We seem to be losing our competitive edge in the wake of FTAs and RTAs. India has the highest costs and duties structure. We are unable to attract huge green-field investments in comparision to ASEAN and China. FTAs would continue to distort future investments in the auto component sector in favour of Thailand, which also offers a host of incentives. The inverted duty structure has become serious as a result of the Early harvest Scheme of the Indo-Thai FTA. In this scenario, It would be difficult to sustain the competitive edge for exports. ACMA has suggested to the government to amend notification no.27/2004, 23 Jan 04, to bring in zero duty on all the raw materials contained in the notification and also institute an automatic mechanism for zero duty on raw materials for items included in FTA e.g. Advance License Scheme, Duty Free Import entitlement or some other mechanism. We want a level playing field.

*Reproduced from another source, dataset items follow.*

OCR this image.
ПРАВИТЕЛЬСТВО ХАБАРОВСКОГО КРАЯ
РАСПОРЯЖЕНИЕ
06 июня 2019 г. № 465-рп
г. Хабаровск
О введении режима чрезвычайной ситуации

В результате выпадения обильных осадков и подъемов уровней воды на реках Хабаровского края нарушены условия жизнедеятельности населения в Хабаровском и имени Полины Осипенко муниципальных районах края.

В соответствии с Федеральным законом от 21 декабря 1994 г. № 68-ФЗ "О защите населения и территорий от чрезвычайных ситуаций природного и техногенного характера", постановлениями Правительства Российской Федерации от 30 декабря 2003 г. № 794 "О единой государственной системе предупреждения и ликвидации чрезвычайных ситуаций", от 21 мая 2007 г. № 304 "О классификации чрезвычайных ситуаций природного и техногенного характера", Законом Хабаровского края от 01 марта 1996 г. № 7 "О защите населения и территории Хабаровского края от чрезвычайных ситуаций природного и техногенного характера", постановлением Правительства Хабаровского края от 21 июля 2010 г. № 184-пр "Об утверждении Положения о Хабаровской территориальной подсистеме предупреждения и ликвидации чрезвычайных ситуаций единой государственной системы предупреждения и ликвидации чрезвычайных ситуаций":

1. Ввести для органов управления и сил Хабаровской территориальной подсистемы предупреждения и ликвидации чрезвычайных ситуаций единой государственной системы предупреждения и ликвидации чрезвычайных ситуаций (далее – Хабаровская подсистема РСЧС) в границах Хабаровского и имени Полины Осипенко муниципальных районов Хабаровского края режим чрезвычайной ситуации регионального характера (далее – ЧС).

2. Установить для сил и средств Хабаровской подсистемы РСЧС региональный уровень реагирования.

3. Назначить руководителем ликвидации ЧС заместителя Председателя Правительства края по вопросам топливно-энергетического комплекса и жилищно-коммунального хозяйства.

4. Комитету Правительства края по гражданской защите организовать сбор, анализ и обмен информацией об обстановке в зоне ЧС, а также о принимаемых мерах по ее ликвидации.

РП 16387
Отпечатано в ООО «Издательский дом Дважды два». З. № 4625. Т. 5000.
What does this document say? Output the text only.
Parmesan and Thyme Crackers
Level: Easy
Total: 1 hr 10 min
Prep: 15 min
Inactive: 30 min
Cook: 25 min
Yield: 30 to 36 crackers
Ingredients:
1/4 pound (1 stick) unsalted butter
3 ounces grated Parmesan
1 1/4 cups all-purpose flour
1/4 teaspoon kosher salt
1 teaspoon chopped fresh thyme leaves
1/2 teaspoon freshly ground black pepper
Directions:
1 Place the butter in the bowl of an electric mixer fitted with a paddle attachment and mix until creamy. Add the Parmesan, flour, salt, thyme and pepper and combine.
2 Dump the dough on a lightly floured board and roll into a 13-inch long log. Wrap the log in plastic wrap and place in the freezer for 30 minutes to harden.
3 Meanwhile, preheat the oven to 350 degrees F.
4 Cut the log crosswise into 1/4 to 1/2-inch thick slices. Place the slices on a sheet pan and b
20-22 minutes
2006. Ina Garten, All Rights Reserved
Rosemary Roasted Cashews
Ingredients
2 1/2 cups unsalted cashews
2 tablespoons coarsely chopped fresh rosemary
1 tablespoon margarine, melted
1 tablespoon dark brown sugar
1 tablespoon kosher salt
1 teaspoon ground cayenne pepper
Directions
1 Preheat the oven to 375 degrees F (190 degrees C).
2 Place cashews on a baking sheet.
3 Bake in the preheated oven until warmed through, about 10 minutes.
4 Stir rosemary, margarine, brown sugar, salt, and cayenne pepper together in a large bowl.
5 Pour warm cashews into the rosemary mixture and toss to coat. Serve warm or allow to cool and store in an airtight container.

The contribution of SMEs and the issues faced by them?

Majority of the 527 ACMA members are SMEs. The ability to constantly add value inspite of increasing cost of inputs is a key challenge. Companies have to constantly invest in process improvement, as many are struggling to keep up their delivery schedules.

According to a recent CII-SR Study, there is a huge gap between supply and demand of trained manpower. Infrastructure is another major challenge. The automotive sector is increasingly going the IT way, where the life cycle of product and technology is getting shorter, requiring companies to work faster on new product development without much change in the price.

What is ACMA doing?

In our Cluster Programmes, members are guided by industry experts. This hand-holding exercise extends up to three years, after which they have to sustain the improvements. We also offer Six-Sigma training, and have more than 300 black belts and green belts to the ACMA members.